I also had problems when pausing a song. For a while, I had to go through numerous menu items just to return to a song that was playing and pause it because there is no designated shortcut "now playing" sort of option. I did eventually figure out that if you hold down the menu key on the left for a couple of seconds and wait for it to return to the Muve Music menu, you can select the Music Player icon in the center to get to the song and then pause it. In the end, I still thought that required one too many steps, and it wasn't intuitive.
The 3.2-megapixel camera features a few photo options. It can digitally zoom up to 4x and has five white balance options (auto, incandescent, daylight, fluorescent, and cloudy), photo size and quality adjustments, and color effect menu items that include none, mono, sepia, and negative. You also can change the saturation level of the camera across five different levels.
The video camera includes the same color effects, a white balance meter, and a choice between shooting in high or low quality. If you choose to shoot in high quality, you can record up to 30 minutes of video. If you decide to shoot something in low quality, you can only record for a maximum of 15 seconds.
I tested the tri-band (CDMA 850/1700/1900) ZTE Score in San Francisco using Cricket Wireless' services and the call quality was perfectly adequate. When I used the device indoors and outdoors, voices sounded clear and there was no extraneous buzzing. The volume level could have been higher, however.
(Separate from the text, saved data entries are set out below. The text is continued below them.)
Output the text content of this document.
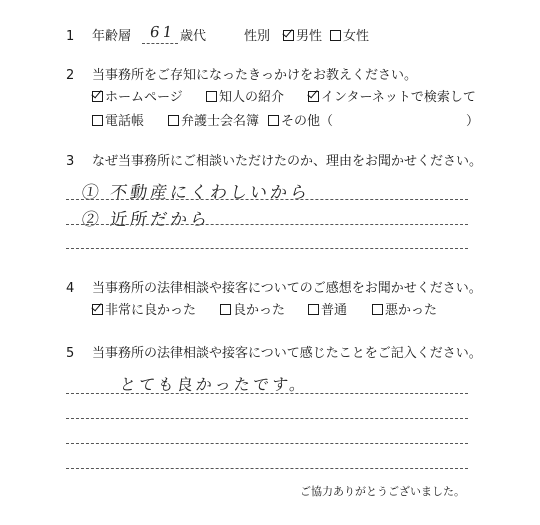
1 年齢層 61 歳代	性別	男性	女性
2 当事務所をご存知になったきっかけをお教えください。
ホームページ	知人の紹介	インターネットで検索して
電話帳	弁護士会名簿	その他（	）
3 なぜ当事務所にご相談いただけたのか、理由をお聞かせください。
① 不動産にくわしいから
② 近所だから
4 当事務所の法律相談や接客についてのご感想をお聞かせください。
非常に良かった	良かった	普通	悪かった
5 当事務所の法律相談や接客について感じたことをご記入ください。
とても良かったです。
ご協力ありがとうございました。
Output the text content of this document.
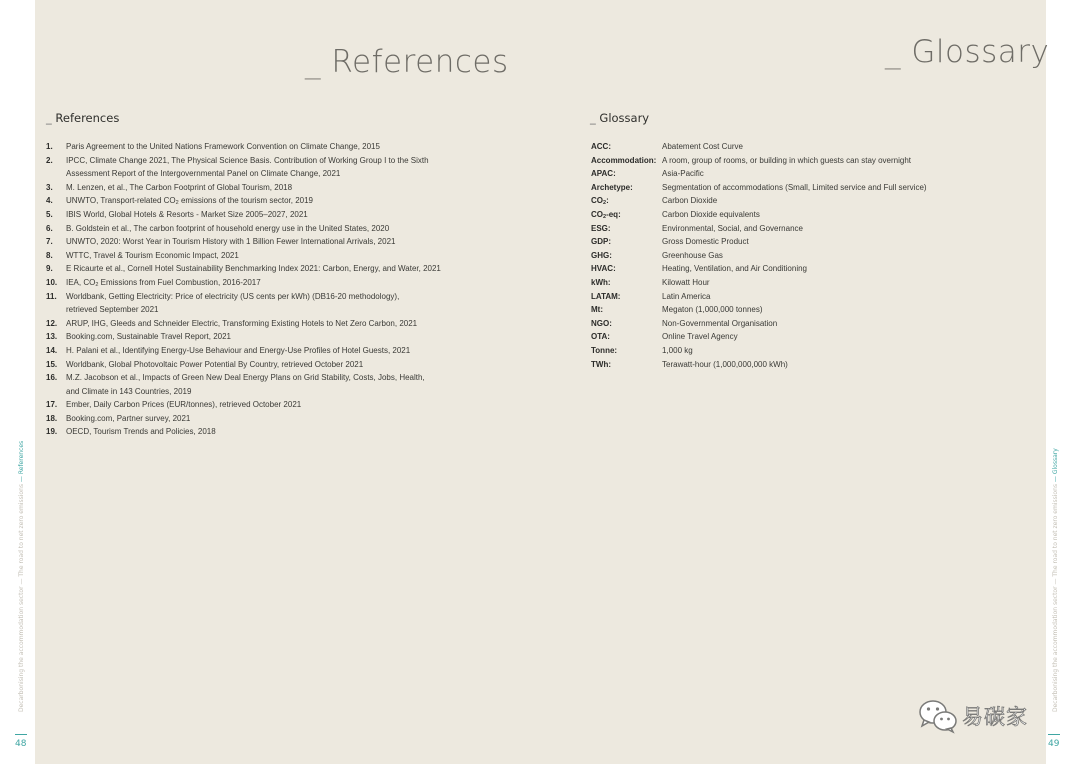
_ References	_ Glossary
_ References	_ Glossary
1.	Paris Agreement to the United Nations Framework Convention on Climate Change, 2015
2.	IPCC, Climate Change 2021, The Physical Science Basis. Contribution of Working Group I to the Sixth
Assessment Report of the Intergovernmental Panel on Climate Change, 2021
3.	M. Lenzen, et al., The Carbon Footprint of Global Tourism, 2018
4.	UNWTO, Transport-related $CO_2$ emissions of the tourism sector, 2019
5.	IBIS World, Global Hotels & Resorts - Market Size 2005–2027, 2021
6.	B. Goldstein et al., The carbon footprint of household energy use in the United States, 2020
7.	UNWTO, 2020: Worst Year in Tourism History with 1 Billion Fewer International Arrivals, 2021
8.	WTTC, Travel & Tourism Economic Impact, 2021
9.	E Ricaurte et al., Cornell Hotel Sustainability Benchmarking Index 2021: Carbon, Energy, and Water, 2021
10.	IEA, $CO_2$ Emissions from Fuel Combustion, 2016-2017
11.	Worldbank, Getting Electricity: Price of electricity (US cents per kWh) (DB16-20 methodology),
retrieved September 2021
12.	ARUP, IHG, Gleeds and Schneider Electric, Transforming Existing Hotels to Net Zero Carbon, 2021
13.	Booking.com, Sustainable Travel Report, 2021
14.	H. Palani et al., Identifying Energy-Use Behaviour and Energy-Use Profiles of Hotel Guests, 2021
15.	Worldbank, Global Photovoltaic Power Potential By Country, retrieved October 2021
16.	M.Z. Jacobson et al., Impacts of Green New Deal Energy Plans on Grid Stability, Costs, Jobs, Health,
and Climate in 143 Countries, 2019
17.	Ember, Daily Carbon Prices (EUR/tonnes), retrieved October 2021
18.	Booking.com, Partner survey, 2021
19.	OECD, Tourism Trends and Policies, 2018
ACC:	Abatement Cost Curve
Accommodation: A room, group of rooms, or building in which guests can stay overnight
APAC:	Asia-Pacific
Archetype:	Segmentation of accommodations (Small, Limited service and Full service)
$CO_2$:	Carbon Dioxide
$CO_2-eq$:	Carbon Dioxide equivalents
ESG:	Environmental, Social, and Governance
GDP:	Gross Domestic Product
GHG:	Greenhouse Gas
HVAC:	Heating, Ventilation, and Air Conditioning
kWh:	Kilowatt Hour
LATAM:	Latin America
Mt:	Megaton (1,000,000 tonnes)
NGO:	Non-Governmental Organisation
OTA:	Online Travel Agency
Tonne:	1,000 kg
TWh:	Terawatt-hour (1,000,000,000 kWh)
Decarbonising the accommodation sector — The road to net zero emissions — References
Decarbonising the accommodation sector — The road to net zero emissions — Glossary
48	49
易碳家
My callers reported that I also sounded crisp with no noise pollution, and my voice was easy to hear.
ZTE Score call quality sample Listen now:
I thought the speaker volume should have also been louder, however. This was especially true when using Muve. From a phone so focused on giving users a musical experience, I would expect a great output speaker. Although sounds came out clearly, I was disappointed in the maximum volume.
Listening to songs through Muve with the headphones was underwhelming as well. I was using Klipsch s4 earbuds, but music sounded flat and hollow. Perhaps the quality of the music files Cricket chooses to download isn't high, and it certainly did not do Adele or Bon Iver any justice. Even though songs played fine without any skips, the quality sounded the same, if not worse, as a stream off YouTube.
The photo quality of this phone was adequate enough. For pictures taken outdoors and in the sun, photos did not appear "blurry" per se--however, colors did bleed into one another. Especially when viewed on a computer, some photos looked almost like paintings that were drawn with broad brush strokes. Indoor shots looked a little grainy and colors were not as vibrant as they appeared in real life, but objects were not impossible to make out.
Unfortunately, the camera lagged a lot. After pressing the shutter button, I'd have to stand very still for a few seconds until I heard the shutter sound go off. If I moved at all in between those few seconds, the picture would be very fuzzy.
The quality of the videos was subpar. Recordings were pixelated and grainy, and voices sounded muffled. Feedback lagged significantly behind my moving of the camera. Since there was no focusing feature, windows were washed out, and it was hard to distinguish dark or black objects.
Cricket Wireless' 3G network isn't the most robust network, and a few general speed tests showed that. Loading the CNET mobile site, for example, took an average of 55 seconds, while loading our full site took 1 minute and 32 seconds. The wait for the New York Times full site was shorter on average, clocking in at 42 seconds, and its mobile site took 22 seconds to load. ESPN's mobile site took 28 seconds, and its full site loaded in 43 seconds. Ookla's Speedtest app, which is 2.99MB, took a few seconds shy of 5 minutes to download, and showed me an average of 0.08Mbps down and 0.03Mbps up.
And the 18.34MB game of Fruit Ninja took a whopping 26 minutes to download, about the time it would take to watch your average sitcom episode. Surprisingly, playing Fruit Ninja went pleasantly well. The app did not freeze or hiccup at any point when I was playing. Although graphics, again, were pixelated, all the fruits appeared vibrant and moved swiftly. Furthermore, even though I expected the unresponsive screen to not register my finger swipes, I did not notice any continuous moment that my blade went unregistered.
In general, however, the phone did not operate as swiftly as my sword could cut. The device was extremely sluggish whether I was pressing the camera shutter, flicking around Muve Music, switching from portrait to landscape mode, or clicking out to the home screen. As all these applications dragged on, using the phone became a definite drag.
The phone's reported talk time is 4 hours. When we performed our battery drain tests, the phone lasted 5.67 hours. After a day downloading a bunch of songs, making calls, playing games and watching videos, the device still held onto about a third of its battery. According to FCC radiation tests, the ZTE Score has a digital SAR rating of 1.45W/kg.
When you put out the phrase "unlimited music downloads," expect a certain level of scrutiny. Even though linking a cloud music service integrally with a phone is a neat idea, the confusing interface and below-par audio output made me feel I was devolving as far as music portability goes. Everything else I do with music on a phone--using the Google Music app, using other cloud services, finding new music through Last.fm, simply downloading music and putting it onto my phone--seems more convenient than Muve Music. With that aside, the fact that phone makes decent calls still wasn't enough to outweigh the internal lag time and unresponsive screen.